Maryann O. Keating, Ph.D., a resident of South Bend and an adjunct scholar of the Indiana Policy Review Foundation, is co-author of “Microeconomics for Public Managers,” Wiley/Blackwell. Her column appears in Indiana newspapers.

Is there a link between good local governance and the self-reported well-being of residents? An article in the summer Indiana Policy Review surveys the research and outlines existing data for 45 cities and towns across Indiana in 2013-2014 to weigh factors associated with self-reported levels of well-being. The goal of the study is to find patterns between Indiana towns to assist officials and the general public in realistically assessing and effectively addressing the needs and preferences of Hoosiers.

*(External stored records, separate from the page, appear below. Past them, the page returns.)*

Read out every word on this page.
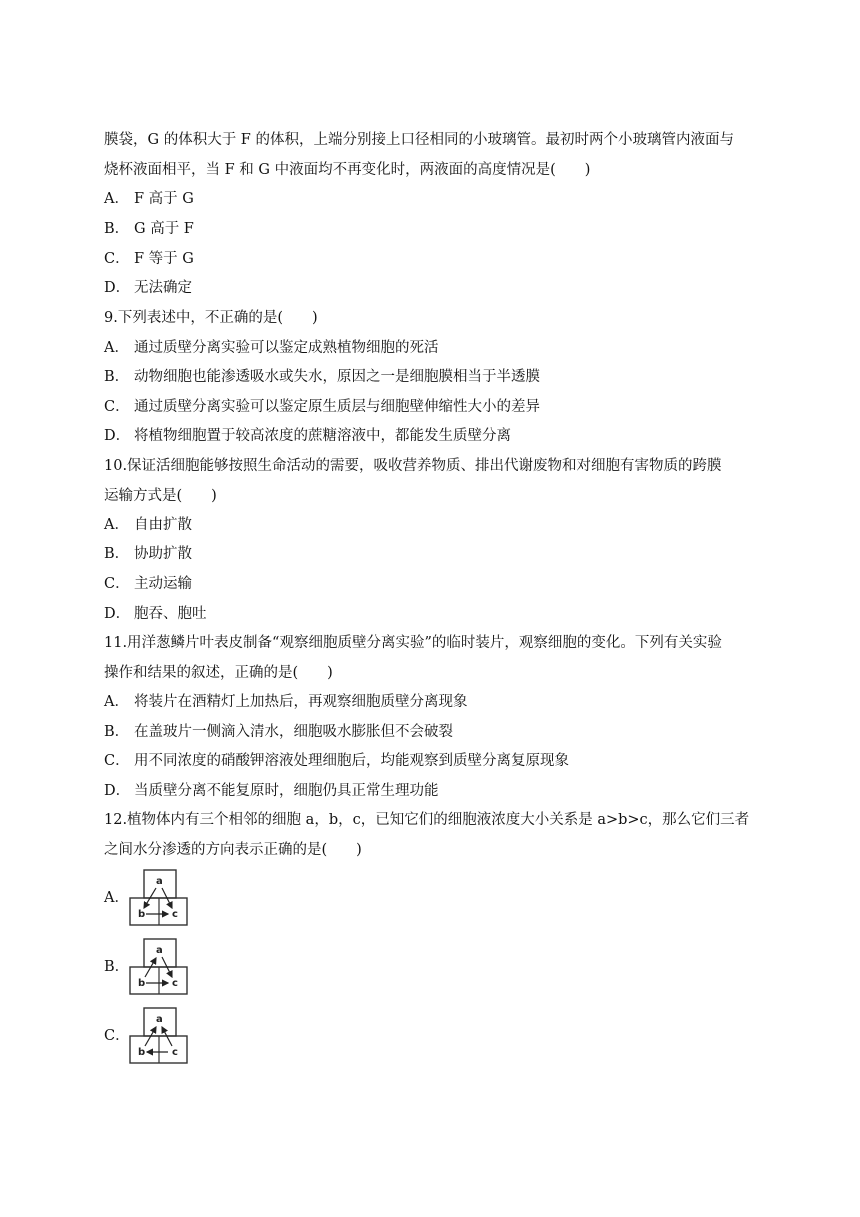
膜袋，G 的体积大于 F 的体积，上端分别接上口径相同的小玻璃管。最初时两个小玻璃管内液面与
烧杯液面相平，当 F 和 G 中液面均不再变化时，两液面的高度情况是(　　)
A． F 高于 G
B． G 高于 F
C． F 等于 G
D． 无法确定
9.下列表述中，不正确的是(　　)
A． 通过质壁分离实验可以鉴定成熟植物细胞的死活
B． 动物细胞也能渗透吸水或失水，原因之一是细胞膜相当于半透膜
C． 通过质壁分离实验可以鉴定原生质层与细胞壁伸缩性大小的差异
D． 将植物细胞置于较高浓度的蔗糖溶液中，都能发生质壁分离
10.保证活细胞能够按照生命活动的需要，吸收营养物质、排出代谢废物和对细胞有害物质的跨膜
运输方式是(　　)
A． 自由扩散
B． 协助扩散
C． 主动运输
D． 胞吞、胞吐
11.用洋葱鳞片叶表皮制备“观察细胞质壁分离实验”的临时装片，观察细胞的变化。下列有关实验
操作和结果的叙述，正确的是(　　)
A． 将装片在酒精灯上加热后，再观察细胞质壁分离现象
B． 在盖玻片一侧滴入清水，细胞吸水膨胀但不会破裂
C． 用不同浓度的硝酸钾溶液处理细胞后，均能观察到质壁分离复原现象
D． 当质壁分离不能复原时，细胞仍具正常生理功能
12.植物体内有三个相邻的细胞 a，b，c，已知它们的细胞液浓度大小关系是 a>b>c，那么它们三者
之间水分渗透的方向表示正确的是(　　)
A．
a
b	c
B．
a
b	c
C．
a
b	c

John Helliwell, an economist and co-author of the World Happiness Report (WHP) and a Canadian municipality study, justifies the validity and worth of analyzing self- reported measures of well-being. The WHP authors conclude, that although average differences in life satisfaction across communities within the same nation is lower than the differences between countries, there is enough variation between regions to make meaningful comparisons. In the Canadian study, social dimensions dominate geographical differences. The life that matters most to people is personal, reflecting the levels of trust and the quality of social connections in their neighborhood and workplaces.

Is there anything like the Canadian metropolitan study measuring the life satisfaction of Hoosiers? Actually, the Gallup-Healthways Well-Being Index does survey U.S. well-being by state. In 2016, residents of West Virginia, Kentucky, Oklahoma and Indiana reported the lowest levels of well-being. By state, Indiana residents ranked 47th on having a self-reported sense of purpose, 49th in social relationships, 30th in financial security, 38th in community relations and 44th in physical health (www.well-beingindex.com). 

Although several locations in Indiana reflect a high level of well-being, these reports for the state in general are discouraging. Rather than simply ignoring or wasting resources to attain higher rankings in polls, it may be best to focus on in-state variation in quality of life and what this implies for local governance. 

Unlike much research using regression analysis, this study does not pre-select factors deemed significant and, using existing data, implies no causality between town characteristics and well-being. The methodology is based on two analytic algorisms: classification and clustering. The classification algorism identifies characteristics of towns with reported high levels of distress. The clustering algorisms divides Indiana towns into groups that share similar characteristics. 

The towns in Indiana with higher percentages of "People Feeling Badly About Themselves" are associated with higher mean time traveling to work, a lower percentage in service and professional and occupations, poor health and a higher cost of living combined with lower median house values. 

These factors come as no surprise to local officials trying to allocated limited local revenue. However, several towns with similar economic characteristics report higher levels of well-being, stable or increasing populations, and, ironically, more debt per capita and per assessed property values. Governance matters.  
 
Indiana towns differ considerably with respect to economic, health and educational levels. However, these attributes do not always point in the same direction and it would be foolish to identify one type of town as ideal and seek to emulate its attributes. The goal is to move beyond an ideal town, accept the uniqueness of a particular location and pursue what is best in terms of local well-being. 

The clustering algorism identifies Bloomington and West Lafayette as being quite similar, having the lowest per-capita income of any cluster and highest percentage of those with advanced degrees. Obviously, the challenges in providing local government services differ in these towns from those in the Hammond-Gary-East Chicago cluster and those in the Carmel-Fishers-etc. cluster.  

Both the classification and clustering algorithms strongly suggest that Indiana towns differ by occupational sectors. People and firms are attracted to certain towns because of their unique opportunities, over which local government has little control. Although development is easily thwarted by bad policy, those who believe that planers and development agencies are capable of directing local economies are deceived. At most, they can nudge local economies in a specific direction.  Economies consist of people and firms locating and doing their best to maintain and improve their level of well-being. The wealth of any town depends on its residents; how well it functions depends on trust and participation.  

Good democratic governance is not about changing the occupational structure or population of a town in order to improving its rankings or to mimic amenities preferred by affluent communities. It would seem that good democratic governance is about responding to the needs of and providing essential services to residents regardless of present circumstances. The divide between towns reflects past circumstances, but present impoverishment does not guarantee perpetual dysfunction. Towns, like people, experience good and bad times. 

Data, particularly that associated with social connectedness, is needed to fully understand the interplay of factors that determine the inequality of well-being across towns in Indiana. However, classification and clustering assist in identifying challenges facing particular towns.

One result would be to shift the focus away from seeking that which is beyond the realm of local governance towards improving the well-being of current residents. International and cross-metropolitan studies suggest that this is achieved through acceptance of present circumstances and better delivery of basic services.